During sleep, the hippocampus is activated. It replays the events or information learned during the day. This information is reviewed by the neocortex and processed to form stable memories, indelibly placing them in your mind.
The 4th Phase of Sleep: REM
Research studies suggest that certain types of memories become more stable during the REM (rapid eye movement) phase of sleep. REM sleep is the deeper phase of sleep when our mind and body are fully relaxed.
People who have insomnia, disturbed sleep, or sleep apnea wake up frequently due to mental or physiological stress and cannot enter REM sleep. As a result, the memory consolidation processes in the hippocampus and neocortex fail to occur.
Additionally, the lack of sleep may interfere with your learning processes by affecting the brain’s ability to secure memories. This inability to recall information is proof that people who cannot sleep well usually have poor memory and reduced productivity.
Let’s look at how insomnia affects different aspects of cognitive functions.
Insomnia & Cognitive Functions
1) Motor Memories
Research studies show that your sleep can influence procedural memory. Procedural memory, sometimes called motor memory, refers to your ability to learn and adopt physical skills, such as riding a bike or playing instruments. Lack of sleep can affect your motor memory and prevent you from learning new physical skills.
2) Recall Memories
Sleep can improve your ability to recall the information you have learned. Insomnia, on the other hand, can adversely affect your recall memory, causing confusion, fogginess, and disorientation.
3) Declarative Memory
Insomnia may affect your declarative memory, which is your ability to recall facts such as the events, dates, and places you may need to memorize. This inability to remember information may lead to poor academic performance.
Studies also reveal that the memories related to facts learned recently become stronger when the quality and duration of your REM sleep is high.
Advanced brain imaging tests have enabled researchers to assess how exactly sleep deprivation affects the brain’s cognitive functions, including rational thinking.
One research study has shown that sleep deprivation may alter the functional neurons connecting the prefrontal cortex and the emotion and reward processing centers in the brain. This inability of the neurons to connect may impair the brain’s executive functions such as rational thinking and problem-solving skills.
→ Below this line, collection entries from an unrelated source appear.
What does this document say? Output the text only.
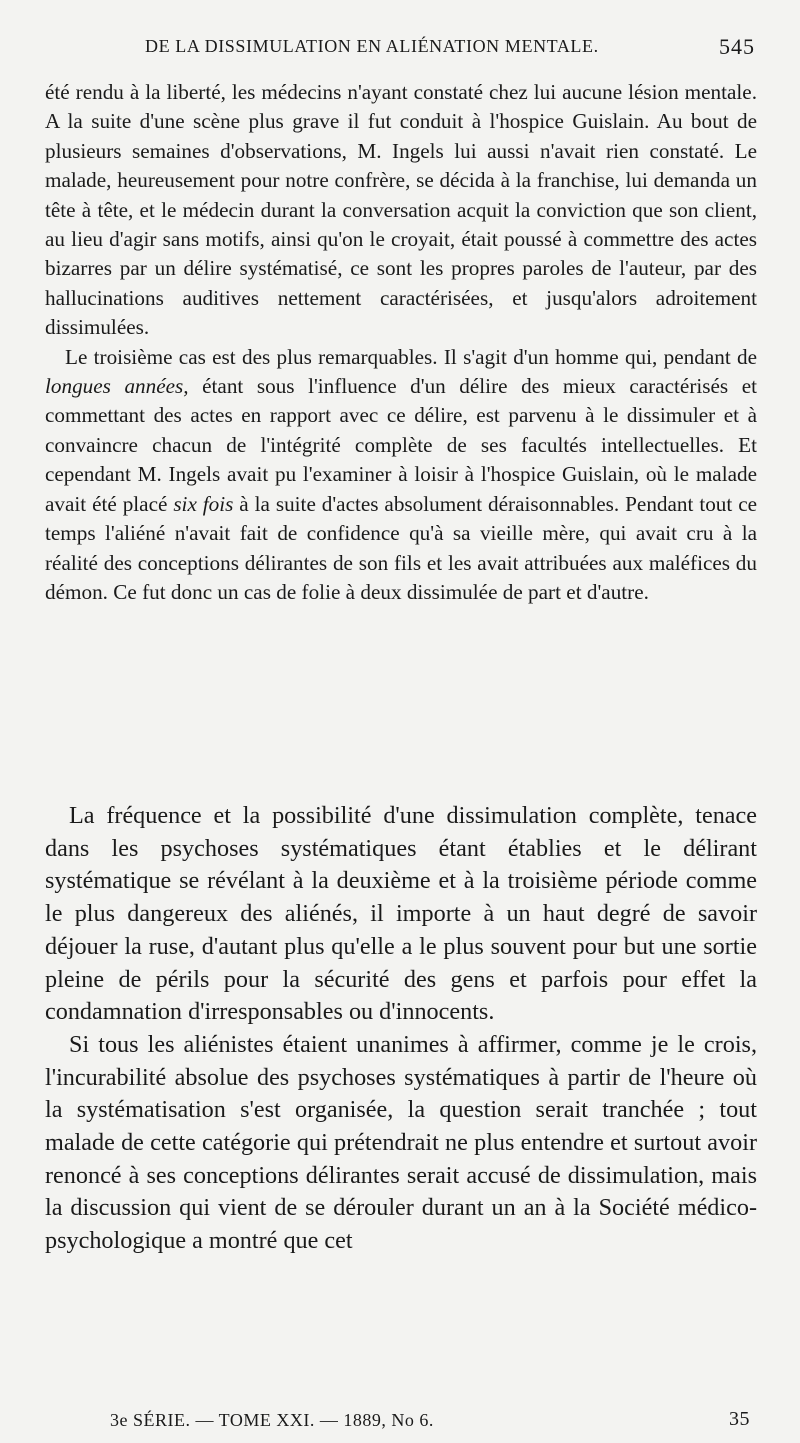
DE LA DISSIMULATION EN ALIÉNATION MENTALE.	545

été rendu à la liberté, les médecins n'ayant constaté chez lui aucune lésion mentale. A la suite d'une scène plus grave il fut conduit à l'hospice Guislain. Au bout de plusieurs semaines d'observations, M. Ingels lui aussi n'avait rien constaté. Le malade, heureusement pour notre confrère, se décida à la franchise, lui demanda un tête à tête, et le médecin durant la conversation acquit la conviction que son client, au lieu d'agir sans motifs, ainsi qu'on le croyait, était poussé à commettre des actes bizarres par un délire systématisé, ce sont les propres paroles de l'auteur, par des hallucinations auditives nettement caractérisées, et jusqu'alors adroitement dissimulées.

Le troisième cas est des plus remarquables. Il s'agit d'un homme qui, pendant de longues années, étant sous l'influence d'un délire des mieux caractérisés et commettant des actes en rapport avec ce délire, est parvenu à le dissimuler et à convaincre chacun de l'intégrité complète de ses facultés intellectuelles. Et cependant M. Ingels avait pu l'examiner à loisir à l'hospice Guislain, où le malade avait été placé six fois à la suite d'actes absolument déraisonnables. Pendant tout ce temps l'aliéné n'avait fait de confidence qu'à sa vieille mère, qui avait cru à la réalité des conceptions délirantes de son fils et les avait attribuées aux maléfices du démon. Ce fut donc un cas de folie à deux dissimulée de part et d'autre.

La fréquence et la possibilité d'une dissimulation complète, tenace dans les psychoses systématiques étant établies et le délirant systématique se révélant à la deuxième et à la troisième période comme le plus dangereux des aliénés, il importe à un haut degré de savoir déjouer la ruse, d'autant plus qu'elle a le plus souvent pour but une sortie pleine de périls pour la sécurité des gens et parfois pour effet la condamnation d'irresponsables ou d'innocents.

Si tous les aliénistes étaient unanimes à affirmer, comme je le crois, l'incurabilité absolue des psychoses systématiques à partir de l'heure où la systématisation s'est organisée, la question serait tranchée ; tout malade de cette catégorie qui prétendrait ne plus entendre et surtout avoir renoncé à ses conceptions délirantes serait accusé de dissimulation, mais la discussion qui vient de se dérouler durant un an à la Société médico-psychologique a montré que cet

3e SÉRIE. — TOME XXI. — 1889, No 6.	35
As a result, you may become hypersensitive to a rewarding stimulus, thus heightening your emotional response, leading to irrational thinking and behaviors.
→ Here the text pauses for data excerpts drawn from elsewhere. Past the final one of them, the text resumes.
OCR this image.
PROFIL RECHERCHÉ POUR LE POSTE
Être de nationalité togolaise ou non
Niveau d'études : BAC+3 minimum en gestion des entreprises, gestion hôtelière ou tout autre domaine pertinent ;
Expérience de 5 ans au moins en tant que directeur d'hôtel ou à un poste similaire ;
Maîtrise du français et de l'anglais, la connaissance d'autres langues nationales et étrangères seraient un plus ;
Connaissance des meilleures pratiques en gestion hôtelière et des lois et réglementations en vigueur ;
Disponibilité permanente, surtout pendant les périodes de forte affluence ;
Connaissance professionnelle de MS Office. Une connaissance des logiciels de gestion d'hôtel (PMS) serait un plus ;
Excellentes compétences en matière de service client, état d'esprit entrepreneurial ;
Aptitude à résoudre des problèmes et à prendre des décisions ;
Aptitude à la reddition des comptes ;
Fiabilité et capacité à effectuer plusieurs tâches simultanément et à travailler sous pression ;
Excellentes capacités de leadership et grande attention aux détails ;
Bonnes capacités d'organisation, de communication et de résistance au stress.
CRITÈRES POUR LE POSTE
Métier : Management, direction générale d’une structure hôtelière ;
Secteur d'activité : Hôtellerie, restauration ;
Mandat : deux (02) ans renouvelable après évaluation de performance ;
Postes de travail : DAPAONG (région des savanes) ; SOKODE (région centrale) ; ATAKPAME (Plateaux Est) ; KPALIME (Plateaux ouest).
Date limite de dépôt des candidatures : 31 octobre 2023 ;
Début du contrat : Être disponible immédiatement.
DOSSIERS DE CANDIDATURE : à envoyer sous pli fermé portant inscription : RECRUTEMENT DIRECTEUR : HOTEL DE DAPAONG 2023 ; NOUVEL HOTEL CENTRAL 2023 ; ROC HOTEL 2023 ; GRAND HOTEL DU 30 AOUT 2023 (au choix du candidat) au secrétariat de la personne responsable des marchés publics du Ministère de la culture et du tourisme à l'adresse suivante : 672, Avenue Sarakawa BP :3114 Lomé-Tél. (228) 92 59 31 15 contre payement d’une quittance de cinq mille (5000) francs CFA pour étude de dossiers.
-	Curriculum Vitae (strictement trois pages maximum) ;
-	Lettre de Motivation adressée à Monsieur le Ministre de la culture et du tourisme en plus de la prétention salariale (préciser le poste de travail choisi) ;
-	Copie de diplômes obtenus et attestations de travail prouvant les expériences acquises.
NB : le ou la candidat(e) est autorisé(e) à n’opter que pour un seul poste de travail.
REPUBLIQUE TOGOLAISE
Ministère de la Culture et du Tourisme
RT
5) Focus and Concentration
Research studies have shown that sleep deprivation can reduce your attention span, focus, and concentration. This sleeplessness could negatively influence academic performance and workplace productivity.  It may also reduce your working memory and increase reaction time. As a result, you may experience difficulties in reacting efficiently and promptly during emergencies.
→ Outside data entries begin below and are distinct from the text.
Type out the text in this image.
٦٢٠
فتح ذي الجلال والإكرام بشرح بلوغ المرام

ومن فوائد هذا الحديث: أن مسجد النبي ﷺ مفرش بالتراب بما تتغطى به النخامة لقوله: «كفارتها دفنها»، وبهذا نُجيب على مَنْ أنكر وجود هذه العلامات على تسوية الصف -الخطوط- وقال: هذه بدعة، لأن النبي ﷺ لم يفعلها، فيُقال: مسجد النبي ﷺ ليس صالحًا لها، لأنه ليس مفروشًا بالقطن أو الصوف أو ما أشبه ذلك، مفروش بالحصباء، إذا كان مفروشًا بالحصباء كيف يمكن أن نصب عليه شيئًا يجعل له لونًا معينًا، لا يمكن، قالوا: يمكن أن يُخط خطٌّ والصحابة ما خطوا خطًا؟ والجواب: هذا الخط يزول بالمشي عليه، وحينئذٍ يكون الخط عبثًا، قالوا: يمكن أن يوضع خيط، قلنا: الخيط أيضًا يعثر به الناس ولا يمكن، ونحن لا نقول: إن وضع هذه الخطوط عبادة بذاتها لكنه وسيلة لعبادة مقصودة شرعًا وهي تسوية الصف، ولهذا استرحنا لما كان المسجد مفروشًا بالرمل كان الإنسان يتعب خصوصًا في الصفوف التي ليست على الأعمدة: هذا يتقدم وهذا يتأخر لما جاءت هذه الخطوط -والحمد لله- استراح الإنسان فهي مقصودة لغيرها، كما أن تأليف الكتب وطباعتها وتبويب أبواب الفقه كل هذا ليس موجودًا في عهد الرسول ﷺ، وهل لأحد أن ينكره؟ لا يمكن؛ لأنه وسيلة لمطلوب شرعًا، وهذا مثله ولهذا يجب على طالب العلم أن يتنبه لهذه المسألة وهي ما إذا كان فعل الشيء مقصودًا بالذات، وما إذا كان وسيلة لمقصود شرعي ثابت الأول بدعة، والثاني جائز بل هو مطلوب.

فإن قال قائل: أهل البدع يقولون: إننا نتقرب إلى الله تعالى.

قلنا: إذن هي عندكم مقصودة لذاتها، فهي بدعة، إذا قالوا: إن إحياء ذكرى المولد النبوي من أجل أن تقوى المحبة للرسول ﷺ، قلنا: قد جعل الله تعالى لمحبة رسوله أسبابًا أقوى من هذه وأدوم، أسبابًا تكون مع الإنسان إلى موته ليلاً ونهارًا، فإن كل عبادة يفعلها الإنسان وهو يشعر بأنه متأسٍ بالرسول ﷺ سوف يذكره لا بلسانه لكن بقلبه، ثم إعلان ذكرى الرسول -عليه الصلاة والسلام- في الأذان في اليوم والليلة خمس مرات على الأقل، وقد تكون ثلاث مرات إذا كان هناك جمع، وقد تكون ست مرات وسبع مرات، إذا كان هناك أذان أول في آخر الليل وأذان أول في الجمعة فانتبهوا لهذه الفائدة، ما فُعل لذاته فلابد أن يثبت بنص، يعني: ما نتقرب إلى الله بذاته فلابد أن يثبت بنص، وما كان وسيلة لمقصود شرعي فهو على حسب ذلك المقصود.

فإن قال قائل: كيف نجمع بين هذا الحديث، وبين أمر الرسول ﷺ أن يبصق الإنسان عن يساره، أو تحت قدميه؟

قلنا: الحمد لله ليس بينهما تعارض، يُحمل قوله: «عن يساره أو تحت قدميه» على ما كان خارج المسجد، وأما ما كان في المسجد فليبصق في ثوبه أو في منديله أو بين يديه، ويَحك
People who have chronic insomnia are prone to develop degenerative brain disorders such as dementia. Sleep deprivation can cause an increase of amyloid-beta plaques in the brain, thus triggering the development of disease.
Insomnia can accelerate the decline in memory and attention span in patients with Alzheimer’s disease and cause disorientation of time and space at a much younger age.
Your brain processes information collected throughout the day to form memories while you sleep. Sleep deprivation can put you at risk for poor cognitive performance by impairing the brain’s ability to learn or retain new information.
It may also reduce your motor memory, attention span, focus, and concentration. Ensuring you get a sufficient amount of sleep every night can boost the brain’s cognitive functions and improve your memory, rational thinking, and problem-solving skills.
If you have concerns about your sleep, it is always a good idea to speak to your doctor about Cognitive Behavioral Therapy for Insomnia (CBT-I). There are programs accessible online that use CBT-I to teach you how to sleep, without the aid of supplements or sleeping pills.